Я счастливый человек, что успел поиграть в команде с такими людьми. Для меня это великое счастье. Стоять рядом с ними – уже почетно, не говоря уже о том, чтобы что-то выигрывать на поле! Они все любили «Спартак» в себе, а не себя в «Спартаке». И за «Спартак» готовы были в костер броситься.

Вот только мы после матчей ехали в семьи, а Нетто – в никуда. То Яковлева сидит в ресторане ВТО, то еще где-то задерживается. Личная жизнь у Нетто не сложилась. Может, поэтому он рано ушел из жизни. Хотя Ольга попала в театр благодаря ему. Потому что Игорь играл в «Спартаке», а знаменитые актеры и режиссеры были его болельщиками.

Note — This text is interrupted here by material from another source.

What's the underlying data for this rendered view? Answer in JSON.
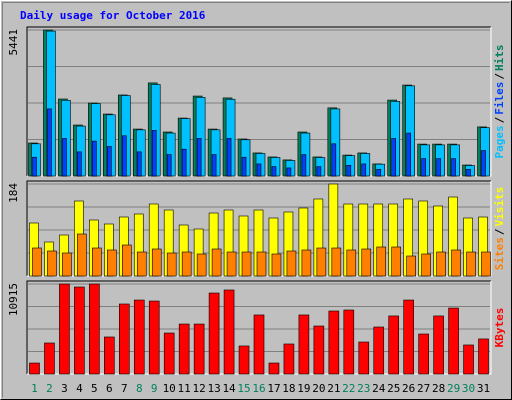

С родным братом, который при Сталине сидел по политической статье, они долго не общались. Это Лева его пожалел и пошел на то, чтобы взять к себе жить в последние годы. В игровые годы и после них Игорь был занят женой и футболом. С футболом у него все сложилось здорово, а в жизни – беда.

Такие люди, как он, не могут быть тренерами, потому что слишком многое меряют по себе. Думают, что футболисты не так делают, как он сам бы сделал. А они так не умеют! Игорь пробовал работать – в Африку ездил, в Азербайджан. Но дело еще было в его характере.

Он страшно не любил несправедливость. И мог поставить на уши начальство, от которого зависел. Рассказывал мне:

– Валер, в Баку невозможно тренировать – одни м…ки, в футболе ничего не понимают…

В Ярославле мог директора завода на хер послать. Честный, кристально честный во всех отношениях. Таких людей мало – и они страдают, мучаются. Сами не понимая, что делают не так.

А как Нетто обожал всех животных, как кормил дворняг, которые жили в Тарасовке! Говорил:

– Они несчастные, бедные. Ты-то в кровать пойдешь спать, а они где будут?

За ветеранов мы с Нетто много играли. Его шестидесятилетие вместе праздновали. Женька Ловчев ему тогда машину подарил – новый «Москвич», иномарок не было еще. Сделали в честь Игоря турнир по мини-футболу в Лужниках с участием трех команд. В одной – Нетто, Маслак, Крутиков, Логофет, Севидов, Гиля и я, в другой – Черенков, Гаврилов, Хидиятуллин, Ярцев, Дасаев, третья – французский «Ред Стар», который мы 6:1 разделали.

А потом был концерт очень приличный во Дворце спорта, который тот же Ловчев организовал. В ресторане я подсел к Игорю, а у него слезы текут:

– Меня не будут больше за ветеранов брать…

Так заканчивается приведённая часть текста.